Não há dia em que não se oiça dizer que a sociedade contemporânea apresenta grande complexidade. Não admira por isso que nos anúncios de emprego se procurem profissões muito variadas, sobretudo, como alguém disse, estetas, terapeutas e gestores; e que em geral pareça que nenhuma actividade pode ser desempenhada a não ser por aqueles que já a desempenham; e que quem não a desempenha seja escarnecido por não saber o que é realmente desempenhá-la; e que ninguém saiba a que repartição se dirigir, ou como se monta uma mesa; e que todos se queixem de não perceber nada do que se passa; e que o centro não se aguente. A complexidade das sociedades é porém uma ideia que as pessoas costumam ter sobre as sociedades em que vivem.

Inversamente, a simplicidade é uma característica atribuída a sociedades em que as pessoas não podem aspirar viver. A simplicidade que os mundos de Giotto ou de Fred Flintstone têm para nós deve-se ao seu carácter inacessível. Têm a reputação de ser simples apenas porque viver na Florença do princípio do século XIV ou na cidade de Bedrock não são para nós possibilidades razoáveis. E se fossem, a única coisa que lá encontraríamos seria uma multidão de nativos a celebrar a simplicidade dos tempos perdidos de Fídias ou do Rato Mickey.
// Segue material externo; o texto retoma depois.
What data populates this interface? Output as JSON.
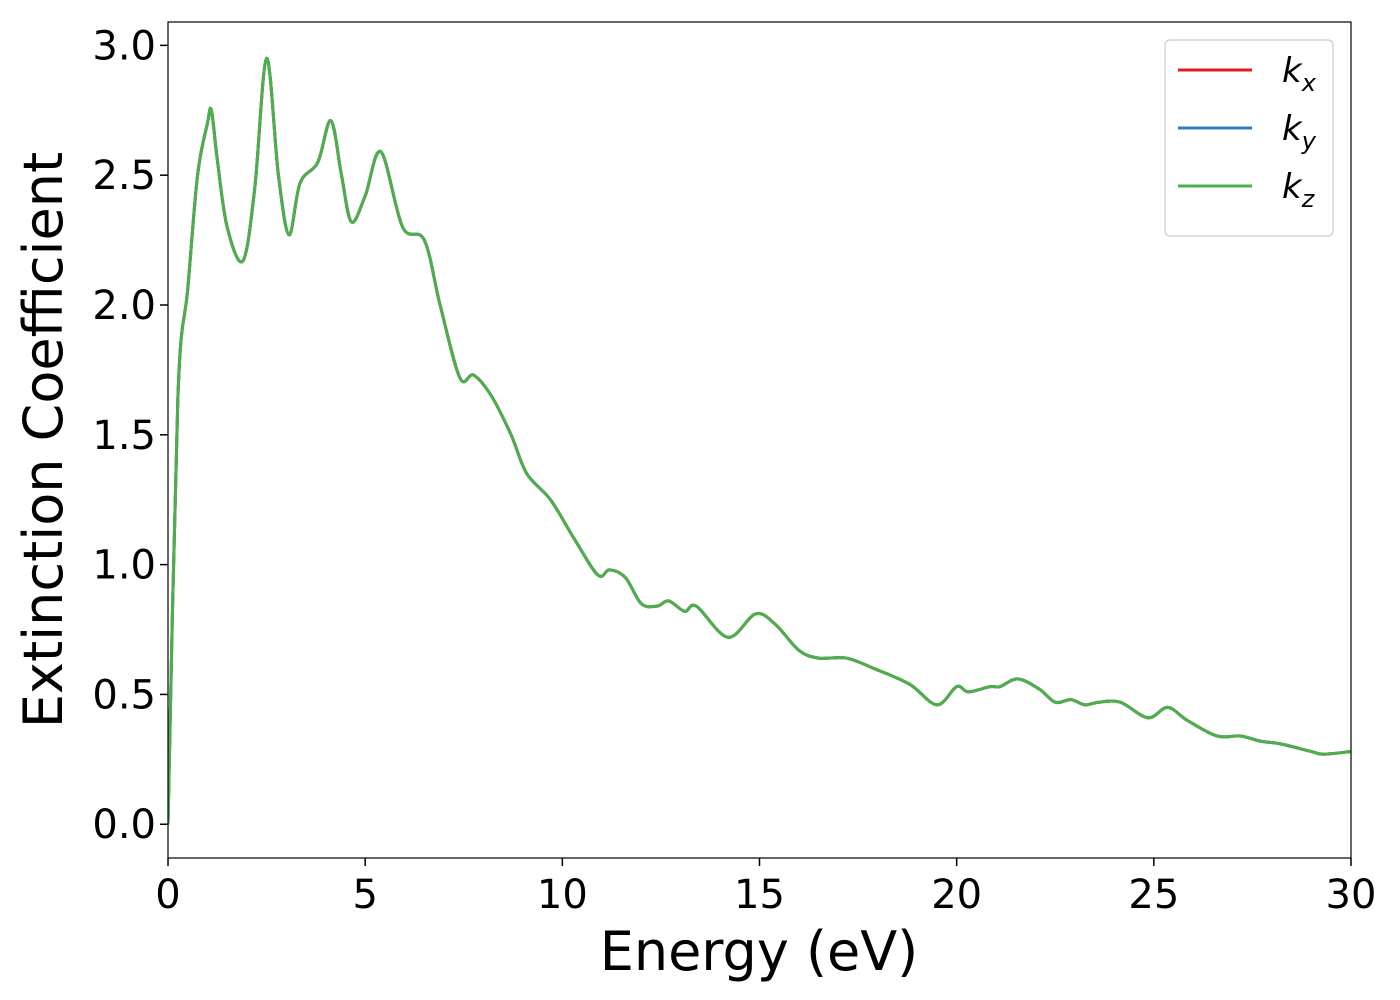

A frase ‘o nosso mundo é complexo’ é como a frase ‘o tempo está diferente.’ A ideia de que o tempo está diferente é uma ideia normal sobre o tempo. Ao tempo é comummente atribuída a propriedade de estar cada vez mais diferente, como ao mundo a de ser cada vez mais complexo. O enorme sucesso público da ideia de aquecimento global não se deve à evidência sobre o aquecimento global: deve-se à coincidência entre aquilo que os cientistas dizem que é o caso e a natureza das nossas conversas normais sobre o tempo. Igualmente, a ideia de que as nossas sociedades são cada vez mais opacas e complexas deve-se à experiência, igualmente corriqueira, de não perceber o que certas pessoas estão a fazer à nossa volta, ou como funcionam certos aparelhos, ou de não compreender certas línguas.

Tal como uma conversa sobre o tempo não é uma ciência do tempo, assim as nossas conversas sobre a complexidade do mundo não são conversas sobre o mundo; ou, mais exactamente, são conversas em que só dizemos a verdade por acaso. São conversas em que comparamos coisas mas em que não nos nos passa pela cabeça arranjar uma escala para as comparar; nem aliás saberíamos onde a encontrar. Dizer sem mais e com gravidade que o mundo é complexo, ou que a sociedade contemporânea apresenta grande complexidade, não é falar sobre o mundo; é queixarmo-nos do mundo; ou em alternativa recomendarmos aos outros a nossa coragem por termos nascido em alturas tão complexas.